Elle ne se bat plus comme « une abeille contre la vitre ». Néanmoins sa certitude de mourir la rendrait sereine si elle n’avait encore l’espoir d’y échapper en recherchant son maître chanteur qui a disparu, en sollicitant son ex-amant pour qu’il intervienne, mais rien n’aboutit et l’on est étonné de la stupéfaction de l’amant qui ignore tout de cette fictive maîtresse.
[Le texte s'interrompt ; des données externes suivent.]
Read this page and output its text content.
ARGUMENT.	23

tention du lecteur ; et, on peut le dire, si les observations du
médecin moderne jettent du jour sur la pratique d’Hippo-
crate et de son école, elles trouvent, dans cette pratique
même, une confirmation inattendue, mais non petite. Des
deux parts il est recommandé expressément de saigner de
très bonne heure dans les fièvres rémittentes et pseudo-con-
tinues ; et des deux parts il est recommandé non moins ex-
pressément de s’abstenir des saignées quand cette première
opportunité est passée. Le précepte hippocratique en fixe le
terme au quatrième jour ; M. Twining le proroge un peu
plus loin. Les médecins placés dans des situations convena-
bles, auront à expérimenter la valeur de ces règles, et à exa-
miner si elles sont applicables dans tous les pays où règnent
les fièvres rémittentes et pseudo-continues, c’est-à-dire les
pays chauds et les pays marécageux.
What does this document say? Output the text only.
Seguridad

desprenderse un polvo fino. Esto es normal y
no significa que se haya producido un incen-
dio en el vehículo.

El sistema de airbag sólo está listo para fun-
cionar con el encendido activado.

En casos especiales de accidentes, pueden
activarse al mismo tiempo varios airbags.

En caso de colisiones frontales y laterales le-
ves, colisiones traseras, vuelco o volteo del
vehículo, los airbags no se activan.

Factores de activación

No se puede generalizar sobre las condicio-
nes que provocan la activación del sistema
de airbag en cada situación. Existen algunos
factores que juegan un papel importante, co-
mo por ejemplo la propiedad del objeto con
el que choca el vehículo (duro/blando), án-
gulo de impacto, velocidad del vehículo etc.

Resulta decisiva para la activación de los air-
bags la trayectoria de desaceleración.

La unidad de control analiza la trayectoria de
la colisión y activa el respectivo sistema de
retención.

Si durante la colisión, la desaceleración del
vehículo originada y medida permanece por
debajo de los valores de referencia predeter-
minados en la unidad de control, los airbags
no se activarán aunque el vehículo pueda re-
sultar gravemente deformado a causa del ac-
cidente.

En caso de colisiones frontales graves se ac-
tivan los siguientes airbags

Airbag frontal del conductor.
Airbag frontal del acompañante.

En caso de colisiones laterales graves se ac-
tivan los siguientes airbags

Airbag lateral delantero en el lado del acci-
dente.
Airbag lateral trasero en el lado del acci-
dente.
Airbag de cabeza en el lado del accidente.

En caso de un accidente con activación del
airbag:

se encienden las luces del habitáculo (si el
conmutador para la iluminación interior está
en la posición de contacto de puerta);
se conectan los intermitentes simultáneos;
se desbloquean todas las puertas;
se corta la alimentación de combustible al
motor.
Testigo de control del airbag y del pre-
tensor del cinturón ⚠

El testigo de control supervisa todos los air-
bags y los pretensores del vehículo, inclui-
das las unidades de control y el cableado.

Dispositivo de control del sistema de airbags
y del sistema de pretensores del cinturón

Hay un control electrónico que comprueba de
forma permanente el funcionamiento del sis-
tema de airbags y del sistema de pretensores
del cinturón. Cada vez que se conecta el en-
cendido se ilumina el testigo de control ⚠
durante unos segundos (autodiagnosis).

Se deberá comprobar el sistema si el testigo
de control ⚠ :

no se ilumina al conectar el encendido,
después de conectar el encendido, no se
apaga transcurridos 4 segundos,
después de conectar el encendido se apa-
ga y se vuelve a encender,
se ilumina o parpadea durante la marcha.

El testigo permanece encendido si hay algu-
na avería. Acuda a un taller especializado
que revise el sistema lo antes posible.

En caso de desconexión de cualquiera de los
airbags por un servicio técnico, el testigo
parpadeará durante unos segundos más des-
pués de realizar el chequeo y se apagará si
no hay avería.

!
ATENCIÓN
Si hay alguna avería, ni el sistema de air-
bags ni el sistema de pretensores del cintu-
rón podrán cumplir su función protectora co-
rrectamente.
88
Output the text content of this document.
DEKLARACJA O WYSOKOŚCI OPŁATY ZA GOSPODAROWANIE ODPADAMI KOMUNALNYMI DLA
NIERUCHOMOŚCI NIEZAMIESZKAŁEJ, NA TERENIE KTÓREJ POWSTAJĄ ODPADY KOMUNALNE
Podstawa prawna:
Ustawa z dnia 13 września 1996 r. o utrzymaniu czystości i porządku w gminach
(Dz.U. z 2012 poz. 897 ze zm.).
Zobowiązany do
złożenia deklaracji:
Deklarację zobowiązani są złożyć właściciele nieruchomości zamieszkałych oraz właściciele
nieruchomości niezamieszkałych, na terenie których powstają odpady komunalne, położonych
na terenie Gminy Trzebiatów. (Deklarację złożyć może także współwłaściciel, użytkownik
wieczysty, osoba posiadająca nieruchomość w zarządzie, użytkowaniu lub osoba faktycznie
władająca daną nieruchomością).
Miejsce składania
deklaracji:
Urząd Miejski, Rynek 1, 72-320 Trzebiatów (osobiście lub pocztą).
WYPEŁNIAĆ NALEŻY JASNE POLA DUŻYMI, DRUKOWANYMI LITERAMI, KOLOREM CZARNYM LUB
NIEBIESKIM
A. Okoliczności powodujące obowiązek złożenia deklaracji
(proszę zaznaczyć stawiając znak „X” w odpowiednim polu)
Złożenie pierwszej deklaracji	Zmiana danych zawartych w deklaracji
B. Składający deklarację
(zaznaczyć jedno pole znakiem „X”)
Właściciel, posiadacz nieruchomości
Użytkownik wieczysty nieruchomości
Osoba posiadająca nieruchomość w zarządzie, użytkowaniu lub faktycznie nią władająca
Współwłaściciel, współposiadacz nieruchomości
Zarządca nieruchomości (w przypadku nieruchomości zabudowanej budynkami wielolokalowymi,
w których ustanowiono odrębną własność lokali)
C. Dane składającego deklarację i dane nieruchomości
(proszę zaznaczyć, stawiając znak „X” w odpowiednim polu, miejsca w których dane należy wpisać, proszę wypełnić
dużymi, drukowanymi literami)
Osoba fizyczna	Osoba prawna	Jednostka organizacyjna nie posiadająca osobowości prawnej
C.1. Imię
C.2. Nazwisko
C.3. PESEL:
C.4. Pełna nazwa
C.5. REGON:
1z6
Irène, partagée entre l’angoisse et l’ennui, sollicitée par le désir et ne connaissant que le manque, elle organise méthodiquement sa fin, va à la pharmacie pour se procurer les médicaments ad hoc mais au moment de payer son mari lui saisit la main.

Ainsi est confirmé ce que l’on soupçonnait et que soupçonnait aussi Irène, le maître chanteur c’était lui, qui agissait par l’intermédiaire d’une comédienne payée à cet effet. Un abîme de questions s’ouvre : qui est Erik? Quel « ça » agit le « je »?  De quoi sommes-nous et voulons-nous être conscients? De quel terreau la société se tient-elle? Erik lui-même ne se reconnait pas car les conséquences de ses actes lui ont échappé. Ce qui se voulait un rappel de son devoir, une sollicitation à revenir à sa famille, la punition de l’enfant transgressif et menteur, et sans doute d’une façon maladroite et indirecte de lui faire comprendre qu’il l’aime, a déclenché chez Irène des réactions qu’il n’avait pas prévues : la frayeur insurmontable de son épouse et sa propre souffrance. Autrement dit l’un et l’autre ont enfin éprouvé des sentiments humains, voire trop humains. Baisers, caresses, contact de peau, larmes étourdissent Irène au point de s’évanouir et de se réveiller, après cet obscur passage, dans la clarté d’enfants riants.

« Au fond d’elle-même quelque chose faisait encore un peu mal, mais c’était une douleur prometteuse… comme brûlent les plaies avant de cicatriser à jamais ».

Mais sa vie et le monde qu’elle retrouve seront-ils pour autant exempts des mensonges sur lesquels ils sont bâtis? Veut-on jamais la vérité?